Olympic Green + 798 Art District

During my first visit to Beijing, I skipped all of the Olympic attractions, including the Chinese National Stadium (i.e. Bird's Nest; 鸟巢), mostly because I figured they would be boring. I mean, a stadium is a stadium, right? But the contemporary, infamous, and controversial Chinese artist Ai Weiwei did have a hand in the creation of the Bird's Nest, so I decided to check it out.

I think the Bird's Nest looks better in photographs than it does in person. At night, if it's all lit up, I'm sure it'd look a whole lot better. Or maybe not. Maybe a stadium is just a stadium.

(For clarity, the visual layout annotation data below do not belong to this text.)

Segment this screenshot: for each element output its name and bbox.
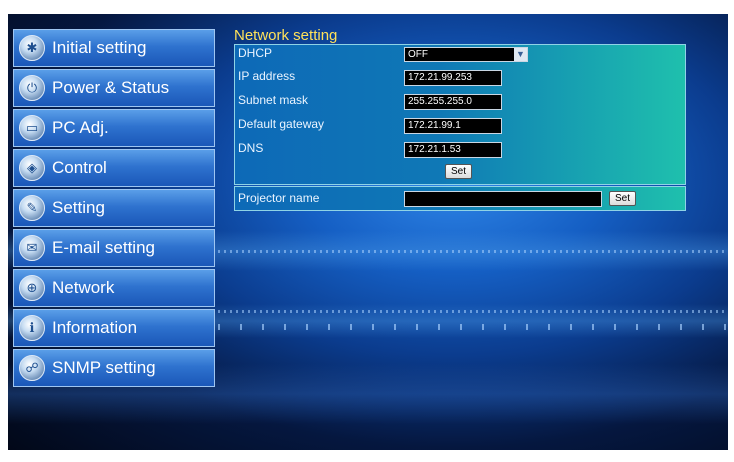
projector-name-input[interactable] — [404, 191, 602, 207]
projector-name-label: Projector name — [238, 191, 320, 205]
sidebar-item-label: E-mail setting — [52, 238, 155, 257]
dhcp-value: OFF — [408, 49, 428, 60]
ip-address-label: IP address — [238, 69, 296, 83]
dhcp-label: DHCP — [238, 46, 273, 60]
tools-icon: ✱ — [19, 35, 45, 61]
chevron-down-icon[interactable]: ▼ — [514, 48, 527, 61]
sidebar-item-initial-setting[interactable]: ✱ Initial setting — [13, 29, 215, 67]
sidebar-item-pc-adj[interactable]: ▭ PC Adj. — [13, 109, 215, 147]
network-icon: ⊕ — [19, 275, 45, 301]
monitor-icon: ▭ — [19, 115, 45, 141]
mail-icon: ✉ — [19, 235, 45, 261]
ip-address-input[interactable]: 172.21.99.253 — [404, 70, 502, 86]
decorative-dots — [218, 250, 728, 253]
sidebar-item-label: Initial setting — [52, 38, 147, 57]
sidebar-item-power-status[interactable]: ⏻ Power & Status — [13, 69, 215, 107]
default-gateway-label: Default gateway — [238, 117, 325, 131]
power-icon: ⏻ — [19, 75, 45, 101]
network-settings-panel: DHCP OFF ▼ IP address 172.21.99.253 Subn… — [234, 44, 686, 185]
ip-row: IP address 172.21.99.253 — [235, 67, 685, 89]
snmp-icon: ☍ — [19, 355, 45, 381]
dns-row: DNS 172.21.1.53 — [235, 139, 685, 161]
sidebar-item-setting[interactable]: ✎ Setting — [13, 189, 215, 227]
sidebar-item-control[interactable]: ◈ Control — [13, 149, 215, 187]
decorative-ticks — [218, 324, 728, 330]
network-set-button[interactable]: Set — [445, 164, 473, 179]
sidebar-item-network[interactable]: ⊕ Network — [13, 269, 215, 307]
sidebar-item-label: Setting — [52, 198, 105, 217]
sidebar-item-email-setting[interactable]: ✉ E-mail setting — [13, 229, 215, 267]
subnet-row: Subnet mask 255.255.255.0 — [235, 91, 685, 113]
dhcp-row: DHCP OFF ▼ — [235, 45, 685, 67]
sidebar-item-label: Control — [52, 158, 107, 177]
page-title: Network setting — [234, 27, 338, 44]
gateway-row: Default gateway 172.21.99.1 — [235, 115, 685, 137]
projector-name-set-button[interactable]: Set — [609, 191, 637, 206]
sidebar-item-snmp-setting[interactable]: ☍ SNMP setting — [13, 349, 215, 387]
sidebar-item-label: Network — [52, 278, 115, 297]
wrench-icon: ✎ — [19, 195, 45, 221]
sidebar-item-information[interactable]: ℹ Information — [13, 309, 215, 347]
subnet-mask-input[interactable]: 255.255.255.0 — [404, 94, 502, 110]
dhcp-select[interactable]: OFF ▼ — [404, 47, 528, 62]
subnet-mask-label: Subnet mask — [238, 93, 309, 107]
sidebar-item-label: SNMP setting — [52, 358, 156, 377]
sidebar-nav: ✱ Initial setting ⏻ Power & Status ▭ PC … — [13, 29, 215, 389]
control-icon: ◈ — [19, 155, 45, 181]
decorative-dots — [218, 310, 728, 313]
sidebar-item-label: Power & Status — [52, 78, 170, 97]
sidebar-item-label: Information — [52, 318, 138, 337]
sidebar-item-label: PC Adj. — [52, 118, 109, 137]
projector-name-panel: Projector name Set — [234, 186, 686, 211]
dns-label: DNS — [238, 141, 264, 155]
dns-input[interactable]: 172.21.1.53 — [404, 142, 502, 158]
info-icon: ℹ — [19, 315, 45, 341]
default-gateway-input[interactable]: 172.21.99.1 — [404, 118, 502, 134]
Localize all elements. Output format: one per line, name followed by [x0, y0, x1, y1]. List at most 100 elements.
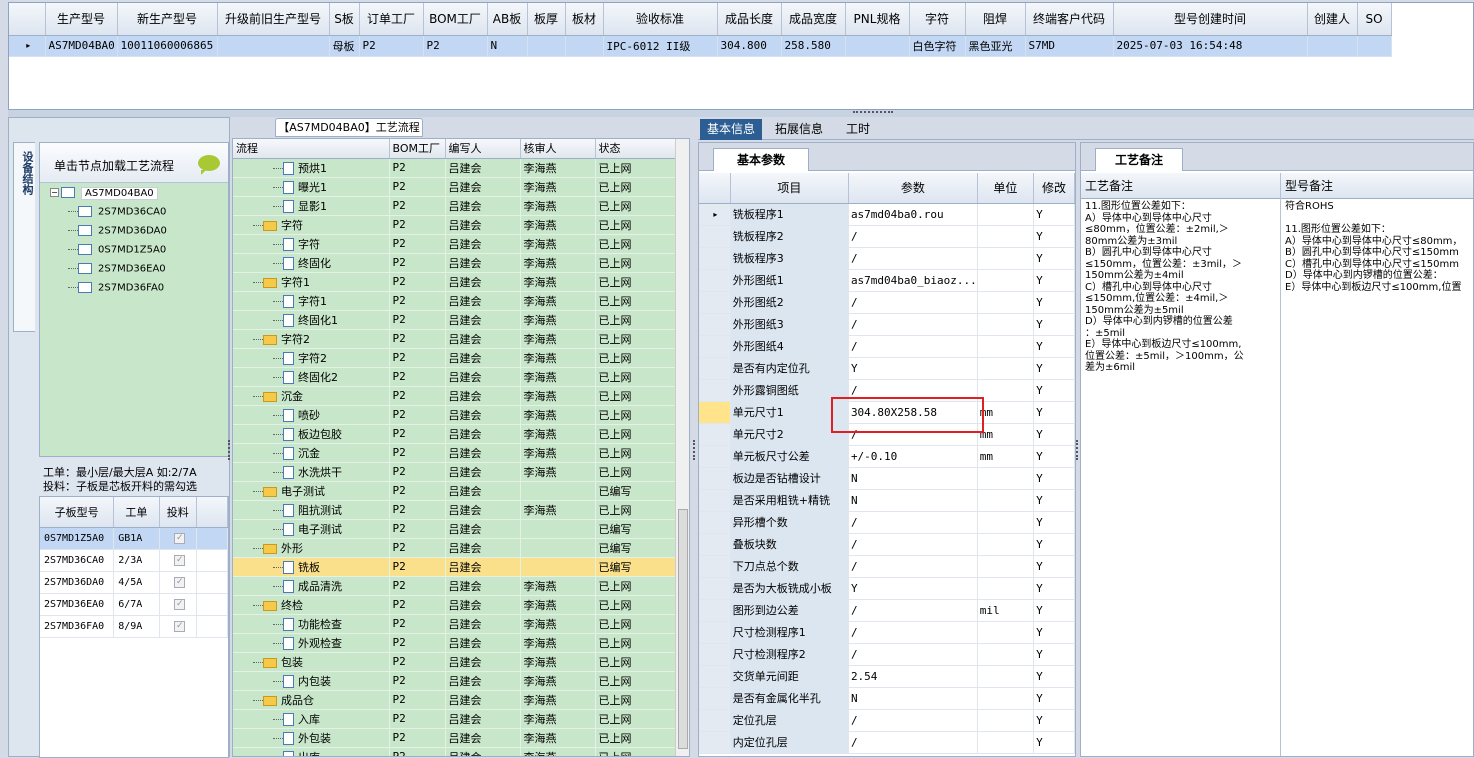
process-row[interactable]: 字符1 P2 吕建会 李海燕 已上网: [233, 291, 676, 311]
process-row[interactable]: 沉金 P2 吕建会 李海燕 已上网: [233, 443, 676, 463]
param-value[interactable]: /: [848, 621, 978, 644]
sub-board-row[interactable]: 2S7MD36DA0 4/5A ✓: [40, 571, 229, 594]
process-row[interactable]: 内包装 P2 吕建会 李海燕 已上网: [233, 671, 676, 691]
process-row[interactable]: 外观检查 P2 吕建会 李海燕 已上网: [233, 633, 676, 653]
tab-basic-params[interactable]: 基本参数: [713, 148, 809, 171]
column-header[interactable]: [9, 3, 46, 36]
tree-node[interactable]: 2S7MD36CA0: [50, 206, 228, 225]
param-modify[interactable]: Y: [1033, 291, 1075, 314]
param-value[interactable]: as7md04ba0.rou: [848, 203, 978, 226]
splitter-grip[interactable]: [853, 111, 893, 115]
sub-board-row[interactable]: 2S7MD36CA0 2/3A ✓: [40, 549, 229, 572]
column-header[interactable]: 板厚: [527, 3, 566, 36]
param-row[interactable]: 是否为大板铣成小板 Y Y: [699, 577, 1075, 600]
process-row[interactable]: 板边包胶 P2 吕建会 李海燕 已上网: [233, 424, 676, 444]
tree-node[interactable]: 2S7MD36FA0: [50, 282, 228, 301]
column-header[interactable]: 投料: [159, 497, 197, 528]
feed-checkbox[interactable]: ✓: [174, 621, 186, 632]
process-scrollbar[interactable]: [675, 139, 689, 756]
process-row[interactable]: 字符 P2 吕建会 李海燕 已上网: [233, 215, 676, 235]
param-row[interactable]: 异形槽个数 / Y: [699, 511, 1075, 534]
horizontal-splitter[interactable]: [8, 110, 1474, 117]
vertical-tab-structure[interactable]: 设备结构: [13, 142, 35, 332]
param-modify[interactable]: Y: [1033, 731, 1075, 754]
param-modify[interactable]: Y: [1033, 643, 1075, 666]
process-row[interactable]: 出库 P2 吕建会 李海燕 已上网: [233, 747, 676, 756]
process-row[interactable]: 电子测试 P2 吕建会 已编写: [233, 481, 676, 501]
param-modify[interactable]: Y: [1033, 247, 1075, 270]
column-header[interactable]: 型号创建时间: [1113, 3, 1308, 36]
column-header[interactable]: 验收标准: [603, 3, 718, 36]
param-modify[interactable]: Y: [1033, 665, 1075, 688]
sub-board-row[interactable]: 2S7MD36FA0 8/9A ✓: [40, 615, 229, 638]
param-row[interactable]: 铣板程序2/ Y: [699, 225, 1075, 248]
feed-checkbox[interactable]: ✓: [174, 533, 186, 544]
tab-process-remarks[interactable]: 工艺备注: [1095, 148, 1183, 171]
column-header[interactable]: 核审人: [520, 139, 596, 159]
table-row[interactable]: ▸ AS7MD04BA0 10011060006865 母板 P2 P2 N IPC-6012…: [9, 35, 1392, 57]
param-row[interactable]: 叠板块数 / Y: [699, 533, 1075, 556]
param-modify[interactable]: Y: [1033, 599, 1075, 622]
column-header[interactable]: 阻焊: [965, 3, 1026, 36]
param-modify[interactable]: Y: [1033, 467, 1075, 490]
param-value[interactable]: /: [848, 533, 978, 556]
param-row[interactable]: 外形图纸3/ Y: [699, 313, 1075, 336]
tree-root[interactable]: − AS7MD04BA0: [50, 186, 228, 206]
process-row[interactable]: 预烘1 P2 吕建会 李海燕 已上网: [233, 158, 676, 178]
param-modify[interactable]: Y: [1033, 335, 1075, 358]
column-header[interactable]: PNL规格: [845, 3, 910, 36]
process-row[interactable]: 字符2 P2 吕建会 李海燕 已上网: [233, 329, 676, 349]
param-value[interactable]: /: [848, 511, 978, 534]
chat-bubble-icon[interactable]: [198, 155, 220, 175]
column-header[interactable]: 项目: [730, 173, 849, 204]
param-value[interactable]: /: [848, 247, 978, 270]
column-header[interactable]: 升级前旧生产型号: [217, 3, 330, 36]
param-row[interactable]: 定位孔层 / Y: [699, 709, 1075, 732]
param-value[interactable]: /: [848, 555, 978, 578]
param-modify[interactable]: Y: [1033, 445, 1075, 468]
process-row[interactable]: 功能检查 P2 吕建会 李海燕 已上网: [233, 614, 676, 634]
column-header[interactable]: 终端客户代码: [1025, 3, 1114, 36]
tree-node[interactable]: 2S7MD36DA0: [50, 225, 228, 244]
process-row[interactable]: 阻抗测试 P2 吕建会 李海燕 已上网: [233, 500, 676, 520]
param-value[interactable]: /: [848, 731, 978, 754]
param-modify[interactable]: Y: [1033, 401, 1075, 424]
param-row[interactable]: 单元板尺寸公差 +/-0.10 mm Y: [699, 445, 1075, 468]
column-header[interactable]: SO: [1357, 3, 1392, 36]
process-row[interactable]: 字符1 P2 吕建会 李海燕 已上网: [233, 272, 676, 292]
tree-node[interactable]: 2S7MD36EA0: [50, 263, 228, 282]
param-row[interactable]: 是否采用粗铣+精铣 N Y: [699, 489, 1075, 512]
tab-work-hours[interactable]: 工时: [838, 119, 878, 140]
param-row[interactable]: 图形到边公差 / mil Y: [699, 599, 1075, 622]
process-row[interactable]: 终固化2 P2 吕建会 李海燕 已上网: [233, 367, 676, 387]
param-modify[interactable]: Y: [1033, 511, 1075, 534]
column-header[interactable]: BOM工厂: [423, 3, 488, 36]
param-value[interactable]: /: [848, 709, 978, 732]
param-value[interactable]: N: [848, 467, 978, 490]
param-value[interactable]: N: [848, 687, 978, 710]
column-header[interactable]: 订单工厂: [359, 3, 424, 36]
param-value[interactable]: Y: [848, 577, 978, 600]
process-row[interactable]: 包装 P2 吕建会 李海燕 已上网: [233, 652, 676, 672]
process-row[interactable]: 铣板 P2 吕建会 已编写: [233, 557, 676, 577]
tree-node[interactable]: 0S7MD1Z5A0: [50, 244, 228, 263]
param-modify[interactable]: Y: [1033, 313, 1075, 336]
param-row[interactable]: 尺寸检测程序2/ Y: [699, 643, 1075, 666]
param-modify[interactable]: Y: [1033, 577, 1075, 600]
process-row[interactable]: 沉金 P2 吕建会 李海燕 已上网: [233, 386, 676, 406]
param-value[interactable]: /: [848, 291, 978, 314]
column-header[interactable]: S板: [329, 3, 360, 36]
process-row[interactable]: 终检 P2 吕建会 李海燕 已上网: [233, 595, 676, 615]
param-modify[interactable]: Y: [1033, 225, 1075, 248]
feed-checkbox[interactable]: ✓: [174, 599, 186, 610]
param-modify[interactable]: Y: [1033, 687, 1075, 710]
param-row[interactable]: 是否有金属化半孔 N Y: [699, 687, 1075, 710]
param-value[interactable]: 2.54: [848, 665, 978, 688]
process-row[interactable]: 成品仓 P2 吕建会 李海燕 已上网: [233, 690, 676, 710]
column-header[interactable]: 编写人: [445, 139, 521, 159]
vertical-grip[interactable]: [693, 440, 697, 460]
param-value[interactable]: /: [848, 225, 978, 248]
param-modify[interactable]: Y: [1033, 379, 1075, 402]
param-row[interactable]: 铣板程序3/ Y: [699, 247, 1075, 270]
process-row[interactable]: 字符2 P2 吕建会 李海燕 已上网: [233, 348, 676, 368]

Before walking to the Bird's Nest from the South Gate of Forest Park, I made a quick trip to the China Science and Technology Museum, which was as crowded as any attraction I've seen in China outside of the Forbidden City. I had no idea there were so many science nerds in Beijing.

I'm curious to know what the hammer-and-sickle sign says, because it strikes me as an odd choice for the reception desk of the Science and Technology Museum.

The admission to China Science and Technology Museum was steep by Chinese standards, and I didn't expect it to feature much passable English, if any, so I skipped it. After the Bird's Nest, I wandered around North Third Ring Middle Road and North Fourth Middle Ring Road.

After two or three hours of wandering around, I took a taxi to 798 Art Zone (a.k.a. Dashanzi Art District), and it just so happened to be smack dab in the middle of 798's annual art festival.

Unfortunately the photography gallery I wanted to visit was closed; fortunately it'll reopen before I leave Beijing, so I'll be going back to 798 at least one more time. While there I did enjoy a fantastic collection of photographs from Ren Shulin, who in the 1980s hung around high school students in Beijing, photographing on campuses and in classrooms.